Connecting an artery (usually in the forearm) directly to a vein via surgery creates a native AV fistula (Fig. 116.1). Over months, the increased blood flow creates a larger, stronger vein with adequate blood flow for dialysis. Native AV fistulas are less likely than other forms of hemodialysis access to become infected or form clots.

Synthetic AV grafts (Fig. 116.2) are used when forearm veins are unsuitable for native grafts. Synthetic grafts can be used within weeks of placement; however, they have higher infection and clotting rates than native AV fistulas do.

Central venous catheters (Fig. 116.3) are used when dialysis access is needed before permanent AV grafts have had time to mature or when fistula or graft surgery fails. Approximately 25% of the hemodialysis patients in the United States use central venous catheters as their primary vascular access. Tunneled, cuffed catheters have a lower infection rate than nontunneled catheters do. All these catheters have a double lumen and are at higher risk for infection and clotting than AV fistulas or grafts are.

Complications

Infection

Infectious complications are among the foremost causes of morbidity and mortality in hemodialysis patients. The risk for infection results from both impaired immune function related to the renal failure (e.g., altered granulocyte function in uremia) and repetitive access of the vasculature across the protective skin barrier. Vascular access is the source of bacteremia in 48% to 73% of infected hemodialysis patients.2

Clinical findings may include fever, hypotension, altered mental status, skin infection at the access site, and severe sepsis. Patients with diabetes may have ketoacidosis. The differential diagnosis of the various clinical findings in hemodialysis patients is described in Table 116.1.

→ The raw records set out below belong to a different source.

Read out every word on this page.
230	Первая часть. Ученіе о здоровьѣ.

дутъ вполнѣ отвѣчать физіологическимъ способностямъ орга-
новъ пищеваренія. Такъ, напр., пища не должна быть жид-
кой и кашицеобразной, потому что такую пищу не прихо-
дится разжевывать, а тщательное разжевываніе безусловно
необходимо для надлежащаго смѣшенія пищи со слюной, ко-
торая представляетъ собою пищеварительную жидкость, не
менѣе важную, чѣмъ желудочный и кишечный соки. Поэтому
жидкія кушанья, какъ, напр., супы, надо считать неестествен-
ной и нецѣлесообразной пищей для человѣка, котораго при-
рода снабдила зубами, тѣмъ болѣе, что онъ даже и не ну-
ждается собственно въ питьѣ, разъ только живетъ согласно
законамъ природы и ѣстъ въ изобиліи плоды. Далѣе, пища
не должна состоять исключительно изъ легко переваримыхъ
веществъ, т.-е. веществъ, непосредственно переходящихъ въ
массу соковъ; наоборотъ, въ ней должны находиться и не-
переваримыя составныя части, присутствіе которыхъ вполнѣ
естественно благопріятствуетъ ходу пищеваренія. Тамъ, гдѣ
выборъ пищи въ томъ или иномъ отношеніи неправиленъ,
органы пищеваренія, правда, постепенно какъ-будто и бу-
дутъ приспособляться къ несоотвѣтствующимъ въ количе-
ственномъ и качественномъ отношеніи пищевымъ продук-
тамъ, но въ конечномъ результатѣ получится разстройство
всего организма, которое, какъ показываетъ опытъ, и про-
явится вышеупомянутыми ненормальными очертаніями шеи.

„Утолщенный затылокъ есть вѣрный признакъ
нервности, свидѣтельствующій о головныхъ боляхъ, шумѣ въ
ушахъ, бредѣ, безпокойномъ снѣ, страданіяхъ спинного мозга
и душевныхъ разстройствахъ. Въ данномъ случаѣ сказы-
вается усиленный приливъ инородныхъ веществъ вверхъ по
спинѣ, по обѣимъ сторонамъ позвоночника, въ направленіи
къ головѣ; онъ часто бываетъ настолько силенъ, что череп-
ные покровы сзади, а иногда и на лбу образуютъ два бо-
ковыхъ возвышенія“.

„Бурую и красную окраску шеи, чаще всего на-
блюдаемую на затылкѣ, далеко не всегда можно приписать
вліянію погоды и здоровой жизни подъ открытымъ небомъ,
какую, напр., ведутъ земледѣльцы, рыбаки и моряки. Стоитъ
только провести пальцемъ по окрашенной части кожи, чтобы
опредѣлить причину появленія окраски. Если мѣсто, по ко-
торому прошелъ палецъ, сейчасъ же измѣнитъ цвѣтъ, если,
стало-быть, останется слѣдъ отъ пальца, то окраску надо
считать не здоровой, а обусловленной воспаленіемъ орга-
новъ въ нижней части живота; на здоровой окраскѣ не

Table 116.1 Differential Diagnosis of Various Clinical Findings in Hemodialysis Patients

CLINICAL FINDING DIFFERENTIAL DIAGNOSIS AND CRITICAL ACTIONS
Hypotension

Altered mental status

Chest pain

Shortness of breath

Bleeding Fever

Antimicrobial therapy for potential infections related to hemodialysis access (whether catheter or graft) should cover gram-positive species, including methicillin-resistant Staphylococcus aureus (MRSA) and gram-negative species. Gram-positive species account for up to two thirds of cases of hemodialysis access–related bacteremia. Enterococcus and gram-negative rods are also frequently implicated. Broad-spectrum antibiotic coverage should be initiated empirically until the results of culture are available, especially in patients who have a history of gram-negative bacteremia or who may be septic from a secondary source. The recommended regimen is 1 g of vancomycin intravenously (with sequential doses according to the level of the drug at dialysis) plus gram-negative coverage with either an aminoglycoside or a third-generation cephalosporin.

Removal or exchange of an infected catheter is advisable because a bacterial biofilm can form rapidly in the lumens of most indwelling central venous catheters and serve as a source of continued infection. Systemic antibiotics given alone are relatively ineffective in eradicating infection if the catheter is not removed. There are occasional protocols that have demonstrated catheter salvation, but none have done so reliably. Catheter removal with delayed replacement is required in patients who are clinically unstable, who have metastatic infectious complications, or who have tunnel infections.3 Tunneled catheters can be replaced with temporary nontunneled catheters or can be changed over a guidewire, thus avoiding disruption of the patient’s dialysis schedule.